Après des années à sillonner la mer qui porte désormais son nom, Béring, à bout de force, ne resta que trois jours sur le continent nord-américain. Qu’importe ! Son exploit reste gravé dans la légende, avec ceux de Fernand de Magellan, de Christophe Colomb ou du norvégien Roald Amundsen.
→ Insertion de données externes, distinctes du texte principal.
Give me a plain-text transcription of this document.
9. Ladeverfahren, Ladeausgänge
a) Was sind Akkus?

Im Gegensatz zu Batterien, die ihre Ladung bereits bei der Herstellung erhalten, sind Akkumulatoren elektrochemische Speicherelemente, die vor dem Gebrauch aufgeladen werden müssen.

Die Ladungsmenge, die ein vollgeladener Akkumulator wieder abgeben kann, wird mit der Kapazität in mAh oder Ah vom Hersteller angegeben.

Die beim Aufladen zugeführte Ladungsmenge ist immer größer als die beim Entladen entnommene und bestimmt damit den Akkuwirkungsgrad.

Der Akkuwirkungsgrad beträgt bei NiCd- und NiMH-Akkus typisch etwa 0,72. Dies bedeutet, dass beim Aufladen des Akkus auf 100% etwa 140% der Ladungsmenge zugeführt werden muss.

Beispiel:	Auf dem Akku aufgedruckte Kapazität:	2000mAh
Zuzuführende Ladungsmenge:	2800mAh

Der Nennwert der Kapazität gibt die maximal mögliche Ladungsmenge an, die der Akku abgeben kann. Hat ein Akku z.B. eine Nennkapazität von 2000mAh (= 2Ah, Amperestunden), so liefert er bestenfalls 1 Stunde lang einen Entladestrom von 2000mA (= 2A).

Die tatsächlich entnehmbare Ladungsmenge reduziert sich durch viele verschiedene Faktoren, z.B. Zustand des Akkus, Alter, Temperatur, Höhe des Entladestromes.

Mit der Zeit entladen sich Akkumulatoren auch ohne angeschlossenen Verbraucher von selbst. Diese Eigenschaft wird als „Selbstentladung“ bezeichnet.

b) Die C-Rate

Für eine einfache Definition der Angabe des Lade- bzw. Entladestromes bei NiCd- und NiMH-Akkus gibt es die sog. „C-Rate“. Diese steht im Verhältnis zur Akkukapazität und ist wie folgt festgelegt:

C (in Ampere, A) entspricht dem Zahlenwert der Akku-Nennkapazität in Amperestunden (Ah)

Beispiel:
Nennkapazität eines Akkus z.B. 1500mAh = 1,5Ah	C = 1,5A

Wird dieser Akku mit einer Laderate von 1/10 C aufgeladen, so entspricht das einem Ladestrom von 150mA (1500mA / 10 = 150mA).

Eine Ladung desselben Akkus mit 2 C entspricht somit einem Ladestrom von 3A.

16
Ce dernier est le grand héros des glaces. Son nom s’est donc logiquement imposé à la compagnie norvégienne Hurtigruten pour baptiser le nouveau fleuron de sa flotte. On lui doit en effet la découverte du mythique passage du Nord-Ouest, la conquête du pôle Sud ainsi que celle du pôle Nord. Rien que ça !
Taillé pour les expéditions en milieu polaire, le MS Roald Amundsen est un navire à propulsion hybride, à la pointe de la technologie et du confort. C’est aussi l’un des seuls bateaux de croisière à s’aventurer dans les brumes glaciales de la mer de Béring. Au départ de Nome, à l’extrême ouest de l’Amérique, il embarque cinq cents passagers pour un voyage hors du commun, à la découverte des îles Aléoutiennes, du golfe d’Alaska et du Passage intérieur qui aboutit à Vancouver.
Le Berceau des vents
Les croisières d’expédition Hurtigruten se distinguent par leurs dimensions scientifiques et pédagogiques. Les premiers jours de navigation en mer de Béring sont ainsi l’occasion d’assister à des conférences sur l’environnement et l’histoire de la région.
Spécialiste de l’Alaska, Bernard Derhy raconte aux passagers francophones comment un siècle de domination russe a bouleversé les Aléoutiennes : « Les rescapés de l’expédition Béring vantèrent en Russie l’extraordinaire abondance d’animaux à fourrure dans ces îles. À leur suite, des hordes de trappeurs sibériens débarquèrent, décimant aussi bien les loutres de mer et les phoques que les autochtones. » Apparentés au peuple Eskimo, les Aléoutes étaient environ 25.000 à l’arrivée de Béring. Ils ne sont aujourd’hui que 2.200 à travers l’archipel.
Ces trois cents îles et îlots volcaniques forment un arc tendu sur 1.800 km, entre les côtes de l’Alaska et celles du Kamchatka. Les Aléoutes les appellent le « Berceau des vents ». Et pour cause ! Ces terres primitives offrent le spectacle d’une nature déchaînée.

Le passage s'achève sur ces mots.